The National Oceanic and Atmospheric Administration said Casey realized just how much information could be obtained by working with sport and commercial fishermen, and so he initiated the Cooperative Shark Tagging Program in 1962 with fewer than 100 volunteer fishermen who were eager to help science. Since then, thousands of fishermen have stepped up to join forces with NOAA Fisheries to tag sharks all over the Atlantic. 

Jack Casey, a pioneer in shark tagging during his time with the U.S. Fish and Wildlife Service’s Bureau of Sport Fisheries and Wildlife, is seen here with a shark captured in the Atlantic Ocean.

Casey said these early tags were stainless steal darts with a monofilament trailer which held a written message in five languages. The message asked whoever recaptured the shark to send the tag to the lab with information about where and when the shark was landed and any other additional information they could provide such as water temperature, depth and fishing method.

"We offered $5 rewards for the return of the tags. But people didn't want the money. So we offered them a hat that said "Shark Tagger," Casey said. "They liked the hat better so we gave a lot of those away to the fishermen."

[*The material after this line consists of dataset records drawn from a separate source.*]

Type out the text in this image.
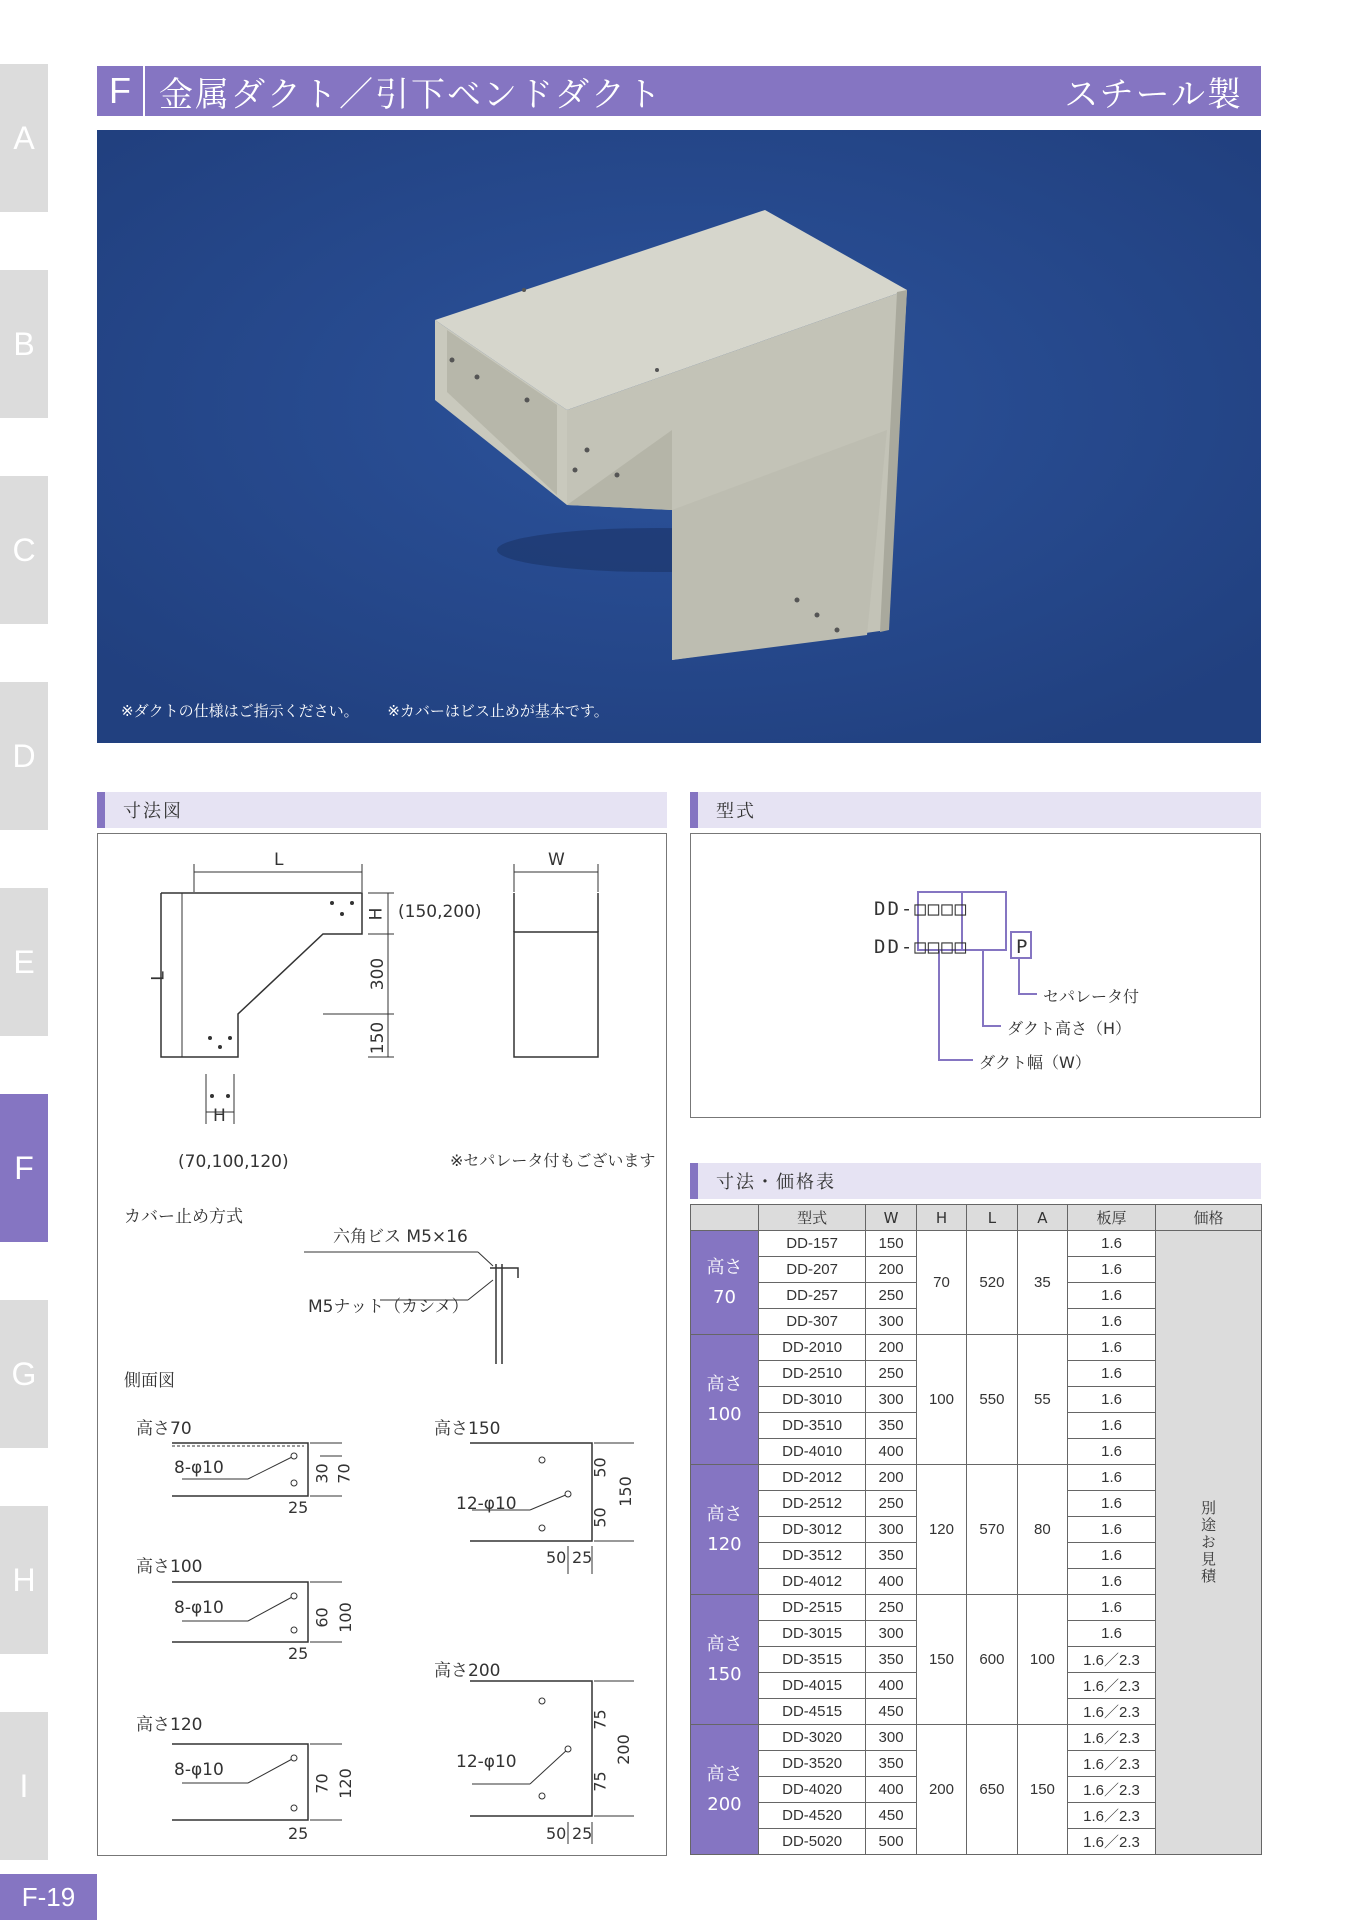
A
B
C
D
E
F
G
H
I
F-19
F 金属ダクト／引下ベンドダクト	スチール製
※ダクトの仕様はご指示ください。 ※カバーはビス止めが基本です。
寸法図	型式
寸法・価格表
L
L
H (150,200)
300
150
H
(70,100,120)
W
※セパレータ付もございます
カバー止め方式
六角ビス M5×16
M5ナット（カシメ）
側面図
高さ70
8-φ10	30 70
25
高さ100
8-φ10	60 100
25
高さ120
8-φ10
70 120
25
高さ150
12-φ10
50
50
150
50 25
高さ200
12-φ10
75
75
200
50 25
DD-□□□□
DD-□□□□	P
セパレータ付
ダクト高さ（H）
ダクト幅（W）
	型式	W	H	L	A	板厚	価格

高さ
70	DD-157	150	70	520	35	1.6	別途お見積
	DD-207	200				1.6	
	DD-257	250				1.6	
	DD-307	300				1.6	

高さ
100	DD-2010	200	100	550	55	1.6	
	DD-2510	250				1.6	
	DD-3010	300				1.6	
	DD-3510	350				1.6	
	DD-4010	400				1.6	

高さ
120	DD-2012	200	120	570	80	1.6	
	DD-2512	250				1.6	
	DD-3012	300				1.6	
	DD-3512	350				1.6	
	DD-4012	400				1.6	

高さ
150	DD-2515	250	150	600	100	1.6	
	DD-3015	300				1.6	
	DD-3515	350				1.6／2.3	
	DD-4015	400				1.6／2.3	
	DD-4515	450				1.6／2.3	

高さ
200	DD-3020	300	200	650	150	1.6／2.3	
	DD-3520	350				1.6／2.3	
	DD-4020	400				1.6／2.3	
	DD-4520	450				1.6／2.3	
	DD-5020	500				1.6／2.3	
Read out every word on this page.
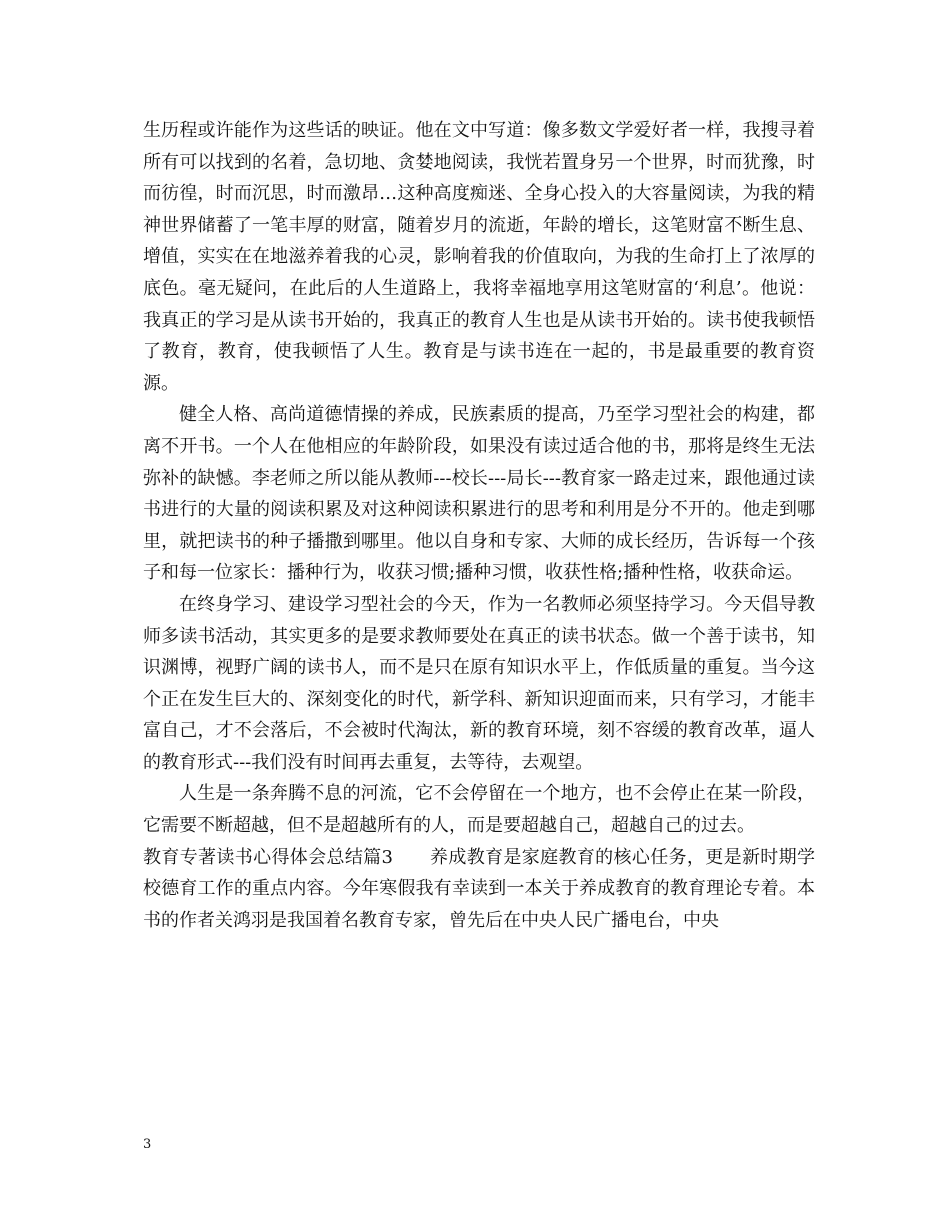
生历程或许能作为这些话的映证。他在文中写道：像多数文学爱好者一样，我搜寻着所有可以找到的名着，急切地、贪婪地阅读，我恍若置身另一个世界，时而犹豫，时而彷徨，时而沉思，时而激昂…这种高度痴迷、全身心投入的大容量阅读，为我的精神世界储蓄了一笔丰厚的财富，随着岁月的流逝，年龄的增长，这笔财富不断生息、增值，实实在在地滋养着我的心灵，影响着我的价值取向，为我的生命打上了浓厚的底色。毫无疑问，在此后的人生道路上，我将幸福地享用这笔财富的‘利息’。他说：我真正的学习是从读书开始的，我真正的教育人生也是从读书开始的。读书使我顿悟了教育，教育，使我顿悟了人生。教育是与读书连在一起的，书是最重要的教育资源。

健全人格、高尚道德情操的养成，民族素质的提高，乃至学习型社会的构建，都离不开书。一个人在他相应的年龄阶段，如果没有读过适合他的书，那将是终生无法弥补的缺憾。李老师之所以能从教师---校长---局长---教育家一路走过来，跟他通过读书进行的大量的阅读积累及对这种阅读积累进行的思考和利用是分不开的。他走到哪里，就把读书的种子播撒到哪里。他以自身和专家、大师的成长经历，告诉每一个孩子和每一位家长：播种行为，收获习惯;播种习惯，收获性格;播种性格，收获命运。

在终身学习、建设学习型社会的今天，作为一名教师必须坚持学习。今天倡导教师多读书活动，其实更多的是要求教师要处在真正的读书状态。做一个善于读书，知识渊博，视野广阔的读书人，而不是只在原有知识水平上，作低质量的重复。当今这个正在发生巨大的、深刻变化的时代，新学科、新知识迎面而来，只有学习，才能丰富自己，才不会落后，不会被时代淘汰，新的教育环境，刻不容缓的教育改革，逼人的教育形式---我们没有时间再去重复，去等待，去观望。

人生是一条奔腾不息的河流，它不会停留在一个地方，也不会停止在某一阶段，它需要不断超越，但不是超越所有的人，而是要超越自己，超越自己的过去。

教育专著读书心得体会总结篇3　　养成教育是家庭教育的核心任务，更是新时期学校德育工作的重点内容。今年寒假我有幸读到一本关于养成教育的教育理论专着。本书的作者关鸿羽是我国着名教育专家，曾先后在中央人民广播电台，中央

3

Part of Casey's legacy is that fishermen have tagged over 300,000 sharks in the program he began, with more than 18,000 being recaptured and their tags recovered. Efforts made by Casey and the late Frank Carey, who was a pioneer in radio tags on bluefin tuna during his time at the Woods Hole Oceanographic Institution, paved the way for today's taggers.

"Back then we couldn't understand how tuna could dive so deep and not go into shock. The radio tags let us monitor the fish from the boat. We learned a lot about their physiology that way. It's common knowledge now that they can regulate their own body temperature," Casey said.